Madison County voters will decide a proposed sales tax increase
in the April 4 election that proponents say will give schools more revenue to pay for school construction costs if it passes.
Regional Superintendent of Schools Robert Daiber said districts that recently passed resolutions were Roxana, Triad, Highland, Bethalto, Granite City, Alton, Madison and East Alton districts 13 and 14.
“Sixty-three point five percent of the student population’s districts passed resolutions to put it on the ballot,” Daiber said.
County Clerk Mark von Nida has until Jan. 26 to certify the question to appear on the ballot.
“Most likely yes, it is going to be on the ballot,” Daiber said.
He also said that Wood River Hartford District 15 will be passing the resolution despite not having done so before a Jan. 17 deadline. Only Collinsville voted the resolution down 4-2. Edwardsville and Venice school districts did not vote on the issue.
“They have done what they needed to do to submit it,” Daiber said of the districts. “I would highly encourage them, if they want it to pass, to campaign.”
The proposed 1 percent sales tax would be imposed on consumer goods, many of which are purchased by those outside the county, Daiber earlier told the Record.

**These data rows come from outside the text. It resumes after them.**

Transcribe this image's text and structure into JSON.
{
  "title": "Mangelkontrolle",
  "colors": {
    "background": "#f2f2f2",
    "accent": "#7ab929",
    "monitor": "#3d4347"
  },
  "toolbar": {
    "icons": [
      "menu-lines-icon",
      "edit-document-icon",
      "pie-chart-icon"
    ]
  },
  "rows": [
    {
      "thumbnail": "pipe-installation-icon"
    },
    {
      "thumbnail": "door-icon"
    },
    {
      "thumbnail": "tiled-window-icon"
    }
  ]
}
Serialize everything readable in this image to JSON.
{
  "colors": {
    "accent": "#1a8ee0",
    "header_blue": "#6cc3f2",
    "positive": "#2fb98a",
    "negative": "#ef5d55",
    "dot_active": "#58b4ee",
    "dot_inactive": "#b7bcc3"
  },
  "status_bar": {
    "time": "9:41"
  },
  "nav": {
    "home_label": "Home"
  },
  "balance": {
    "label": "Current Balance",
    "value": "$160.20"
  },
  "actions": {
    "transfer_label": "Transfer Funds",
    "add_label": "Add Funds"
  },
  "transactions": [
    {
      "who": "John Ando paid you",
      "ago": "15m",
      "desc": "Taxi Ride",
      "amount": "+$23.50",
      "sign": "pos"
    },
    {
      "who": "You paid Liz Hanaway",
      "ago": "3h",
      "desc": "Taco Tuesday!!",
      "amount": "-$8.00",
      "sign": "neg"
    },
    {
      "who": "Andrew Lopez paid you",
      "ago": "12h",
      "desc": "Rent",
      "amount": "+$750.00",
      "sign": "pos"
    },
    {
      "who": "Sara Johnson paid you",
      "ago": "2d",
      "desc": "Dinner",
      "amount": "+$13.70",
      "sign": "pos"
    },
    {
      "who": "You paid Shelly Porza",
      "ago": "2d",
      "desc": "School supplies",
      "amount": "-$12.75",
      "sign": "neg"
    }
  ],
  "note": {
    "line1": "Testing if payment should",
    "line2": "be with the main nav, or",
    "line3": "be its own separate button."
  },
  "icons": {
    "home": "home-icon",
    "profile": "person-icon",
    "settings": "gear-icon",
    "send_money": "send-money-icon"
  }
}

“A good percentage of revenue that is generated from this is not paid by Madison County taxpayers," he said. "It is paid for by individuals passing through that may be buying things at interstate marts."
A proposed sales tax increase was overwhelmingly rejected by voters in Madison County in 2011, but Daiber said he believed things may be different this year.
“I think that maybe there is a more sincere need for it, maybe viewed by the public because of the current issues and funding education by the state," he said.
“I think the general public is aware of the issues of funding of education because of the amount of media attention that has been given to it,” he said, adding that he was aware of the concern over property taxes.
“This is a source of revenue that could lower property taxes.”
Daiber also noted that six new schools had just opened in 2011, which may have led residents to believe there was no need of a sales tax.
“Unfortunately to those districts who didn’t have bond issues that were successful for construction they are in greater need right now for facility maintenance,” he said.
However, Madison County Board Chairman Kurt Prenzler has made it clear that he is against the tax in a post on his social media site in which he discussed how the referendum to lower the tax levy for the Madison County government “was approved by the voters by a margin of 4 to 1.”
“The Democrats and AFSCME government employees' union challenged the petitions, but we survived the challenge, because we simply had the necessary signatures,” Prenzler wrote.
Prenzler said that the "real" reason for the proposed sales tax increase was to create a new stream of taxes, between $20-23 million per year. He said that would allow investment bankers to issue more than $300 million of bonds, which would put taxpayers "deep in long term debt."
Yet, Daiber said that things are much different on the financial front for the county.
“There has been an almost $2 million growth in sales tax revenue from 2011 when the initiative was put forth to today,” he said.